Ce qui m’intéresse, c’est de découvrir à travers les groupes WhatsApp et autres posts Insta ce que les différents foyers stockent en premier lorsqu’on leur annonce une guerre invisible. J’ai bien conscience que pour une partie des Français·e·s, ce confinement précipite l’angoisse de la fin de mois au 15 du mois; et que sourire de nos stocks de PQ est un luxe que nous devons particulièrement chérir dans le contexte pénible de ce début 2020. Mais ce billet n’est qu’un billet et il n’a pas d’autre ambition que de vous révéler que beaucoup d’entre nous ont avant tout songé à… acheter des cigarettes et du vin. En même temps, tout le monde a eu besoin de son petit remontant pour accepter l’inacceptable des temps modernes, à savoir la perte de contrôle sur les événements. Et pour d’autres, ce petit remontant a pris la forme de Délichoc ou de Coca Zero, chacun ses vices. Il paraît tout de même que les dealers de la région parisienne ont eu du mal à gérer l’afflux de la demande des derniers jours, mais chut.

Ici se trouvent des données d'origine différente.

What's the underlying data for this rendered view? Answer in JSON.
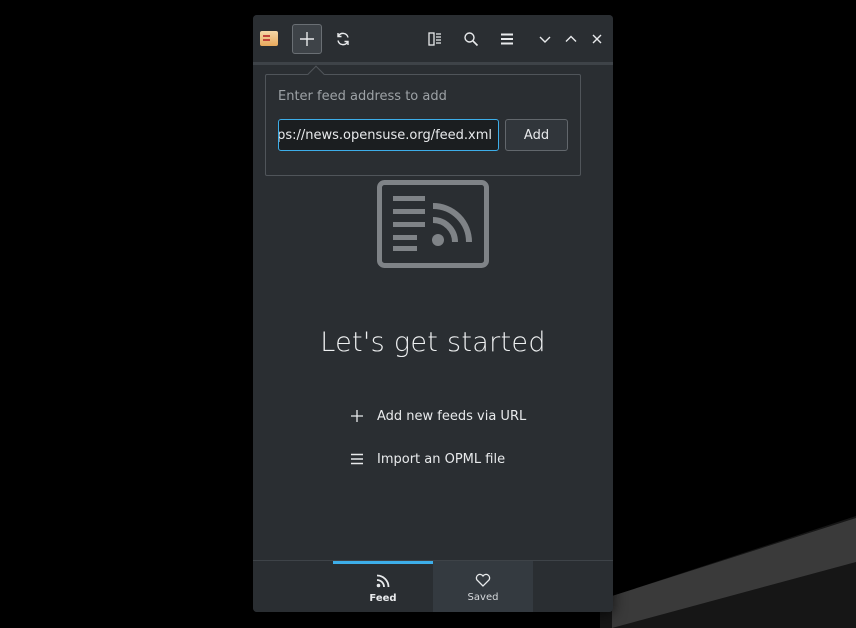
{
  "toolbar": {
    "buttons": [
      "app-icon",
      "add-icon",
      "refresh-icon",
      "view-icon",
      "search-icon",
      "menu-icon",
      "minimize-icon",
      "maximize-icon",
      "close-icon"
    ]
  },
  "popup": {
    "label": "Enter feed address to add",
    "url_value": "https://news.opensuse.org/feed.xml",
    "add_label": "Add"
  },
  "main": {
    "headline": "Let's get started",
    "actions": [
      {
        "icon": "plus-icon",
        "label": "Add new feeds via URL"
      },
      {
        "icon": "menu-lines-icon",
        "label": "Import an OPML file"
      }
    ]
  },
  "tabs": [
    {
      "icon": "rss-icon",
      "label": "Feed",
      "active": true
    },
    {
      "icon": "heart-icon",
      "label": "Saved",
      "active": false
    }
  ],
  "colors": {
    "accent": "#3daee9",
    "window_bg": "#2a2e32",
    "text": "#e8eaec"
  }
}
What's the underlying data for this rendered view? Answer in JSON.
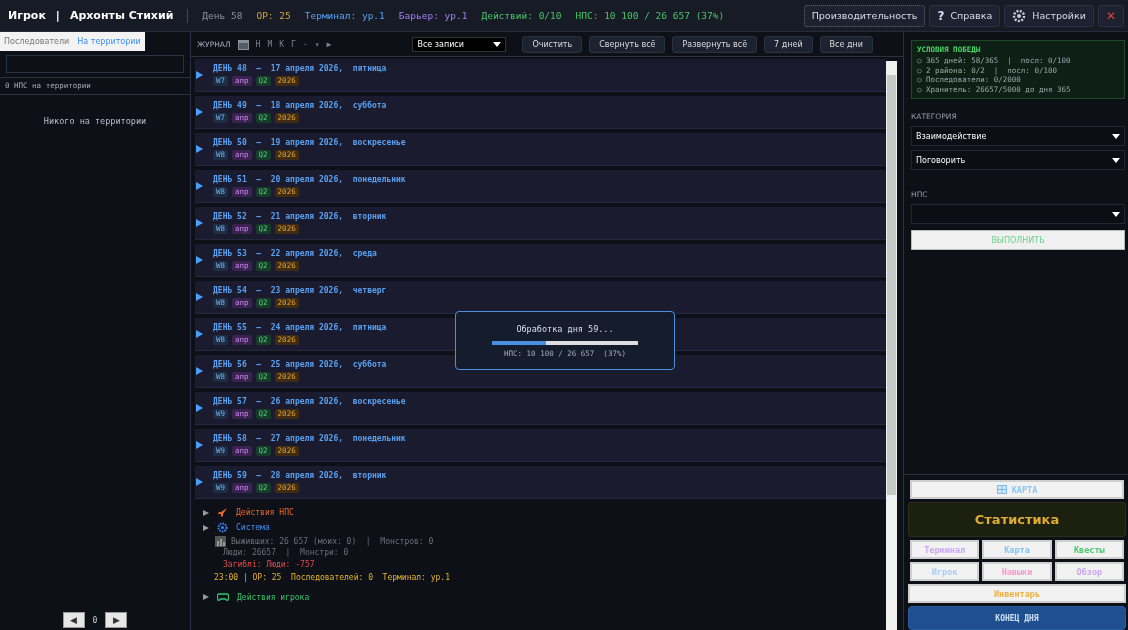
{
  "header": {
    "player": "Игрок",
    "separator": "|",
    "game": "Архонты Стихий",
    "stats": [
      {
        "kind": "day",
        "text": "День 58"
      },
      {
        "kind": "op",
        "text": "ОР: 25"
      },
      {
        "kind": "terminal",
        "text": "Терминал: ур.1"
      },
      {
        "kind": "barrier",
        "text": "Барьер: ур.1"
      },
      {
        "kind": "actions",
        "text": "Действий: 0/10"
      },
      {
        "kind": "npc",
        "text": "НПС: 10 100 / 26 657  (37%)"
      }
    ],
    "buttons": [
      {
        "kind": "plain",
        "label": "Производительность"
      },
      {
        "kind": "help",
        "label": "Справка",
        "icon": "?"
      },
      {
        "kind": "settings",
        "label": "Настройки"
      },
      {
        "kind": "close",
        "label": "✕"
      }
    ]
  },
  "left": {
    "tabs": [
      {
        "label": "Последователи",
        "selected": false
      },
      {
        "label": "На территории",
        "selected": true
      }
    ],
    "count": "0 НПС на территории",
    "empty": "Никого на территории",
    "pager": {
      "prev": "◀",
      "page": "0",
      "next": "▶"
    }
  },
  "journal": {
    "title": "ЖУРНАЛ",
    "nav": [
      "Н",
      "М",
      "К",
      "Г",
      "-",
      "▾",
      "▶"
    ],
    "filter": "Все записи",
    "buttons": [
      "Очистить",
      "Свернуть всё",
      "Развернуть всё",
      "7 дней",
      "Все дни"
    ],
    "days": [
      {
        "title": "ДЕНЬ 48  —  17 апреля 2026,  пятница",
        "tags": [
          "W7",
          "апр",
          "Q2",
          "2026"
        ]
      },
      {
        "title": "ДЕНЬ 49  —  18 апреля 2026,  суббота",
        "tags": [
          "W7",
          "апр",
          "Q2",
          "2026"
        ]
      },
      {
        "title": "ДЕНЬ 50  —  19 апреля 2026,  воскресенье",
        "tags": [
          "W8",
          "апр",
          "Q2",
          "2026"
        ]
      },
      {
        "title": "ДЕНЬ 51  —  20 апреля 2026,  понедельник",
        "tags": [
          "W8",
          "апр",
          "Q2",
          "2026"
        ]
      },
      {
        "title": "ДЕНЬ 52  —  21 апреля 2026,  вторник",
        "tags": [
          "W8",
          "апр",
          "Q2",
          "2026"
        ]
      },
      {
        "title": "ДЕНЬ 53  —  22 апреля 2026,  среда",
        "tags": [
          "W8",
          "апр",
          "Q2",
          "2026"
        ]
      },
      {
        "title": "ДЕНЬ 54  —  23 апреля 2026,  четверг",
        "tags": [
          "W8",
          "апр",
          "Q2",
          "2026"
        ]
      },
      {
        "title": "ДЕНЬ 55  —  24 апреля 2026,  пятница",
        "tags": [
          "W8",
          "апр",
          "Q2",
          "2026"
        ]
      },
      {
        "title": "ДЕНЬ 56  —  25 апреля 2026,  суббота",
        "tags": [
          "W8",
          "апр",
          "Q2",
          "2026"
        ]
      },
      {
        "title": "ДЕНЬ 57  —  26 апреля 2026,  воскресенье",
        "tags": [
          "W9",
          "апр",
          "Q2",
          "2026"
        ]
      },
      {
        "title": "ДЕНЬ 58  —  27 апреля 2026,  понедельник",
        "tags": [
          "W9",
          "апр",
          "Q2",
          "2026"
        ]
      },
      {
        "title": "ДЕНЬ 59  —  28 апреля 2026,  вторник",
        "tags": [
          "W9",
          "апр",
          "Q2",
          "2026"
        ]
      }
    ],
    "details": [
      {
        "kind": "npc",
        "label": "Действия НПС",
        "expanded": false
      },
      {
        "kind": "system",
        "label": "Система",
        "expanded": false
      }
    ],
    "stats": {
      "survivors": "Выживших: 26 657 (моих: 0)  |  Монстров: 0",
      "people": "Люди: 26657  |  Монстри: 0",
      "dead": "Загиблі: Люди: -757",
      "summary": "23:00 | ОР: 25  Последователей: 0  Терминал: ур.1"
    },
    "player_actions": {
      "label": "Действия игрока",
      "expanded": false
    }
  },
  "progress": {
    "title": "Обработка дня 59...",
    "level": 0.37,
    "reading": "НПС: 10 100 / 26 657  (37%)"
  },
  "right": {
    "victory": {
      "title": "УСЛОВИЯ ПОБЕДЫ",
      "items": [
        "○ 365 дней: 58/365  |  посл: 0/100",
        "○ 2 района: 0/2  |  посл: 0/100",
        "○ Последователи: 0/2000",
        "○ Хранитель: 26657/5000 до дня 365"
      ]
    },
    "category_label": "КАТЕГОРИЯ",
    "category": "Взаимодействие",
    "action": "Поговорить",
    "npc_label": "НПС",
    "execute": "ВЫПОЛНИТЬ",
    "map": "КАРТА",
    "stats_title": "Статистика",
    "grid": [
      {
        "label": "Терминал",
        "color": "#c9a6f5"
      },
      {
        "label": "Карта",
        "color": "#7cc4f2"
      },
      {
        "label": "Квесты",
        "color": "#4cc96a"
      },
      {
        "label": "Игрок",
        "color": "#a9cdf5"
      },
      {
        "label": "Навыки",
        "color": "#f59ac9"
      },
      {
        "label": "Обзор",
        "color": "#c9a6f5"
      }
    ],
    "inventory": "Инвентарь",
    "end_day": "КОНЕЦ ДНЯ"
  }
}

En regardant les achats des un·e·s et des autres, il est facile de deviner qui se confine en famille ou pas: les parents ont d’abord pensé aux gommettes, aux feutres et à la farine en quantité pour faire des ateliers gâteaux et canaliser occuper intelligemment leurs enfants pendant au moins une heure. Il est aussi aisé de dire qui a pris l’épidémie de coronavirus au sérieux ou pas. Les hypocondriaques et collapsologues ont commencé à faire leurs courses il y a un mois, en commençant par du gel hydroalcoolique -définitivement star de la saison-, des masques, des pâtes et du riz. On s’est moqué d’eux, mais résultat, ce sont eux qui ont le gel et les masques aujourd’hui.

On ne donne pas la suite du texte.